Deciding when and whether to mediate a client’s case can be a delicate balance. There are times though – and I don’t just mean those occasions where you feel that litigation may not be the best option – when mediation can complement your practice.
For example, when a relationship client is more likely to thank you for avoiding litigation, or where the amounts involved are relatively small and litigating isn’t likely to be a cost-effective option. In those sort of cases, clients will appreciate you delivering a quick, commercial result – just as they will if conventional legal remedies could take too long or don’t offer what they want.
Mediation can also make sense where emotions are involved and the most effective way of sorting out a dispute entails getting to the heart of the problem.

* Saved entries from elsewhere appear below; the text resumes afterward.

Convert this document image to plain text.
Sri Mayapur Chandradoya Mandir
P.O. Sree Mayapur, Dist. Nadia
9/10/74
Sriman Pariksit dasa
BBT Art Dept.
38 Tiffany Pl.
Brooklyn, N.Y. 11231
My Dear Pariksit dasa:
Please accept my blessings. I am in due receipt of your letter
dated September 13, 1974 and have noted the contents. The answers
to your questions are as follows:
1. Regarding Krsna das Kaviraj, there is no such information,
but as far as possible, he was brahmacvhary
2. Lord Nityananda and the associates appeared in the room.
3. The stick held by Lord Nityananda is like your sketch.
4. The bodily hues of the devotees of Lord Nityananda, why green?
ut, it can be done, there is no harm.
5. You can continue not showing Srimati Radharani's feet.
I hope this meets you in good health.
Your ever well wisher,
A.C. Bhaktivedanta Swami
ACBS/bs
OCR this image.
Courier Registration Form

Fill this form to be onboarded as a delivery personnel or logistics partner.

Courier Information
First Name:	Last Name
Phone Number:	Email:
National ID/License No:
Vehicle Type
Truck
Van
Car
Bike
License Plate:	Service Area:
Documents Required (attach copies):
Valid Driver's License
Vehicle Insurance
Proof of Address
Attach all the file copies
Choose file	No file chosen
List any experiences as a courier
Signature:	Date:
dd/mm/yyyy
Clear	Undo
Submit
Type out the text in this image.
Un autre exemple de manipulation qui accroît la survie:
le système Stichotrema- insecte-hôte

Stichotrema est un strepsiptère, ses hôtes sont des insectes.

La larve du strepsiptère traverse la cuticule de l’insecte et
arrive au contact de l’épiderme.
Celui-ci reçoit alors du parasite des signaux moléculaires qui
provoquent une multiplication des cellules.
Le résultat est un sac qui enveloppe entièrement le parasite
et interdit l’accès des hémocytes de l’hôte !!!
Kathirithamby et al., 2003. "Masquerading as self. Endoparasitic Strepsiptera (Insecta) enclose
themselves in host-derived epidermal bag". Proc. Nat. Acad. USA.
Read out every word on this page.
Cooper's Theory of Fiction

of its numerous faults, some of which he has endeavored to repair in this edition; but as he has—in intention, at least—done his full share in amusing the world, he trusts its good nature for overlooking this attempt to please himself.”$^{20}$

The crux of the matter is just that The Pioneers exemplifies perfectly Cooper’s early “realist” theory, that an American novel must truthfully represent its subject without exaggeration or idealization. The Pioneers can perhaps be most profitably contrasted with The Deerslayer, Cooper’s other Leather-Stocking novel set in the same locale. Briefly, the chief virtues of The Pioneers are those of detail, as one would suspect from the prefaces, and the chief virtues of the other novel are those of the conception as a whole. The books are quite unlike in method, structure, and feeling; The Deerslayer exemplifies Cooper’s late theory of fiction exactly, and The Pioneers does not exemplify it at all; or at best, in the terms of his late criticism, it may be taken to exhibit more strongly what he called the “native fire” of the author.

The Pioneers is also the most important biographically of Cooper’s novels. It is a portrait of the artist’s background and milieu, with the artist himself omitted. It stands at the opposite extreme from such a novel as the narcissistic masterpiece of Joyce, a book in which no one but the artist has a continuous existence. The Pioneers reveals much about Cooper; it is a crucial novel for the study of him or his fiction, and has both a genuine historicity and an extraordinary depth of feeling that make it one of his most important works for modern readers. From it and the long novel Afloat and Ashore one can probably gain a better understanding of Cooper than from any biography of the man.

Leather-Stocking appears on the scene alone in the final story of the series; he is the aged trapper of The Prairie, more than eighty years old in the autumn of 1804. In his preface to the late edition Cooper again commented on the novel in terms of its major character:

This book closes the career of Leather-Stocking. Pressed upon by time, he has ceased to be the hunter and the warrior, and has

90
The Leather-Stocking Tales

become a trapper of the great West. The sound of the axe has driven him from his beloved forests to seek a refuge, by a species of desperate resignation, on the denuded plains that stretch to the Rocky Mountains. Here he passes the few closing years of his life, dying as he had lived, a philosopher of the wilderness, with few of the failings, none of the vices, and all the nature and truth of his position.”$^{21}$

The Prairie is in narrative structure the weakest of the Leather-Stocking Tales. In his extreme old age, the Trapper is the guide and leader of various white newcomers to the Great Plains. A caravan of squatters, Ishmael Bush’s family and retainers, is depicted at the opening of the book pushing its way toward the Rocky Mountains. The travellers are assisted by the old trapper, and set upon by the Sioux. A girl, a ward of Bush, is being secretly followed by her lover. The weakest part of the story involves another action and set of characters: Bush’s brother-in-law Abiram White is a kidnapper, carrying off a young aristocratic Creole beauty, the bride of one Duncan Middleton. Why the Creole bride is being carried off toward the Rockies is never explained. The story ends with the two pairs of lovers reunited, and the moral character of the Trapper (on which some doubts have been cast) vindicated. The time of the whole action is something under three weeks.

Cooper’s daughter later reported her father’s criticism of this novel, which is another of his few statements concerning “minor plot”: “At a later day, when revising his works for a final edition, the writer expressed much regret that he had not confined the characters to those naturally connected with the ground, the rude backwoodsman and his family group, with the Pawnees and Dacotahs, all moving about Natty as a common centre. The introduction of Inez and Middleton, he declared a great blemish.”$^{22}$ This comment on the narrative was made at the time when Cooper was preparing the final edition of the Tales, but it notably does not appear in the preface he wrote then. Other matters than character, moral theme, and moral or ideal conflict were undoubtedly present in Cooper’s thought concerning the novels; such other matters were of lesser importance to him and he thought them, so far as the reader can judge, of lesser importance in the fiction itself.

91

Maybe the parties don’t want what, to you, looks like an obvious solution, or despite your concerns about a case, your client wants their ‘day in court’.
Sometimes, part of the problem is that the other side simply won’t listen. Either because they are convinced they are right, or because they don’t understand what solutions are, or aren’t, possible, particularly if they aren’t familiar with your client’s business. If a quiet word with their lawyers doesn’t do the trick, it could be time to introduce someone independent to give them a private dose of reality.
Mediation can also be the answer when a client’s dispute involves overseas parties, especially if the alternative involves suing or enforcing abroad.